Shiba Inu (SHIB) is struggling to recover its price due to deeper issues within its ecosystem. Despite ongoing community support, SHIB faces major challenges tied to its large token supply and weak network use. The Total Value Locked (TVL) on its layer-2 solution, Shibarium, has stayed under $1 million for weeks. Analysts say this low TVL shows that SHIB lacks utility, and without change, price goals remain out of reach.
Shibarium, SHIB’s layer-2 blockchain, was launched to bring more activity and token utility to the ecosystem. It was also designed to support token burns, helping reduce SHIB’s massive circulating supply of about 589 trillion. However, the network’s TVL has stayed below $1 million since early October 2025. According to DeFiLlama data, this is far below what is needed to create any real momentum.
A low TVL means there is very little value locked in the network’s applications, such as decentralized exchanges or lending protocols. Without strong user activity or developer interest, SHIB’s burn rate remains slow. This is creating a supply overhang that continues to weigh down the token’s price, which currently trades well below $0.0001. Analysts argue this weak burn rate is a key reason why price recovery seems unlikely in the near term.
The broader crypto market is now favoring projects with real-world use cases. SHIB is losing investor attention as capital flows toward utility-based sectors like artificial intelligence and decentralized physical infrastructure networks (DePIN). These sectors are offering clearer revenue paths and developer activity, drawing funds away from meme tokens.

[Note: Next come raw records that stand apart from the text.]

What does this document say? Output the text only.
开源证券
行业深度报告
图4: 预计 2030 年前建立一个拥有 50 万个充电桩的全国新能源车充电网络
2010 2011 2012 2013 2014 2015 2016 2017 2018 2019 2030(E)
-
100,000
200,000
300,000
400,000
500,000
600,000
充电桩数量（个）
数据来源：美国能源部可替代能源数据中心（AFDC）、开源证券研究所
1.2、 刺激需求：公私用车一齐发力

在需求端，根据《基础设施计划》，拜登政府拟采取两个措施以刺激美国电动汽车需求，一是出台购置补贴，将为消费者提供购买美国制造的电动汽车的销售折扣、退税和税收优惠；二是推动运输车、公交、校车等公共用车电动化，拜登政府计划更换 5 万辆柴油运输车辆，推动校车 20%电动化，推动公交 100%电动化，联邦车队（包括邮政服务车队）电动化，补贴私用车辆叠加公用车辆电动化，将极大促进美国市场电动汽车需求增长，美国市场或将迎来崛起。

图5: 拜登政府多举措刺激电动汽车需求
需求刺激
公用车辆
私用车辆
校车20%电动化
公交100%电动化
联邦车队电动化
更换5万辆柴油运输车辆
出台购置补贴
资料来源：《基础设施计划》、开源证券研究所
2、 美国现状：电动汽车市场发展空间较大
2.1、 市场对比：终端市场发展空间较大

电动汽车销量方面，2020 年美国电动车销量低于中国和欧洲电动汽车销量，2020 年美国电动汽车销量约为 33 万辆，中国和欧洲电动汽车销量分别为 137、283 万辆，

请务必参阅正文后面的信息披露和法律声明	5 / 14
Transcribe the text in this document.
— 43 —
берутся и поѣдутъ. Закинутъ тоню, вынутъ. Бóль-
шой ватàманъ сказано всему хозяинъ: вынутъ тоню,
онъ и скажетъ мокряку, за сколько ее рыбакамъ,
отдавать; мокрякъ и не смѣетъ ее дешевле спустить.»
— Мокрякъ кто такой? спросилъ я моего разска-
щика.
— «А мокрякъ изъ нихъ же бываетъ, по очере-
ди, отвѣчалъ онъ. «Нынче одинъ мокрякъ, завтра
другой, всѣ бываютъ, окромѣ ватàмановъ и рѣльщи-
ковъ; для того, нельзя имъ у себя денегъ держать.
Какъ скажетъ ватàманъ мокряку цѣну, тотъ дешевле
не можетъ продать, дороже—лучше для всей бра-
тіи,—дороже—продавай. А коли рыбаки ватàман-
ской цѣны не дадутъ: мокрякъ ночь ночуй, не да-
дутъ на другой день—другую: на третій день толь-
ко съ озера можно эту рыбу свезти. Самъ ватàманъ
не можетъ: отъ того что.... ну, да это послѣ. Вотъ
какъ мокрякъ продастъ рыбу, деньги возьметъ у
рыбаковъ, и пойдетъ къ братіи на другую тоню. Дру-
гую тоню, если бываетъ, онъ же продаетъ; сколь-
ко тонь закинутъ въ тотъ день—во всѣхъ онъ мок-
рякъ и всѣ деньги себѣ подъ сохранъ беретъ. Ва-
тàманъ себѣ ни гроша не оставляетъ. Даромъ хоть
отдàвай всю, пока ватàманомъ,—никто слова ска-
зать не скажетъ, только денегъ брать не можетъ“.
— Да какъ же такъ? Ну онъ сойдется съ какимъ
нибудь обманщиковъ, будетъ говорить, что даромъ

Bitfarms and other blockchain firms have shifted toward AI-powered solutions, gaining interest from both retail and institutional investors. In contrast, SHIB’s association with its meme origins and its underused blockchain have made it harder to retain investor confidence. Analysts note that the shift in market behavior is making it more difficult for meme-based tokens to attract fresh capital unless they provide functional products.
The SHIB community remains active, continuing to support efforts to reduce token supply through burns. One recent surge in token burns reached over 42,000% in 24 hours, briefly lifting the token’s price to $0.00001062. While these events garner short-term attention, they do not address the underlying issue of weak utility.
Burn efforts tied to Shibarium rely on the network being used for real transactions, which currently is not happening at scale. The low TVL shows that the demand for network usage remains minimal, and that makes it hard to sustain meaningful deflation. Without more usage, burn rates will not rise enough to reduce the supply in a way that can move the price long-term.
Newer meme tokens are entering the market with more aggressive burn models and added features. One recent example, “Shib on Base,” gained attention for combining a 32.6% burn with AI-based functions. These projects are now viewed as more attractive by some investors seeking faster returns.
This growing competition means SHIB must adapt or risk losing more market share. Analysts stress that to remain relevant, the SHIB team needs to bring more developers and liquidity to Shibarium. Increasing the TVL is seen as the first step in proving that the chain can support real applications and become a competitive part of the Web3 space.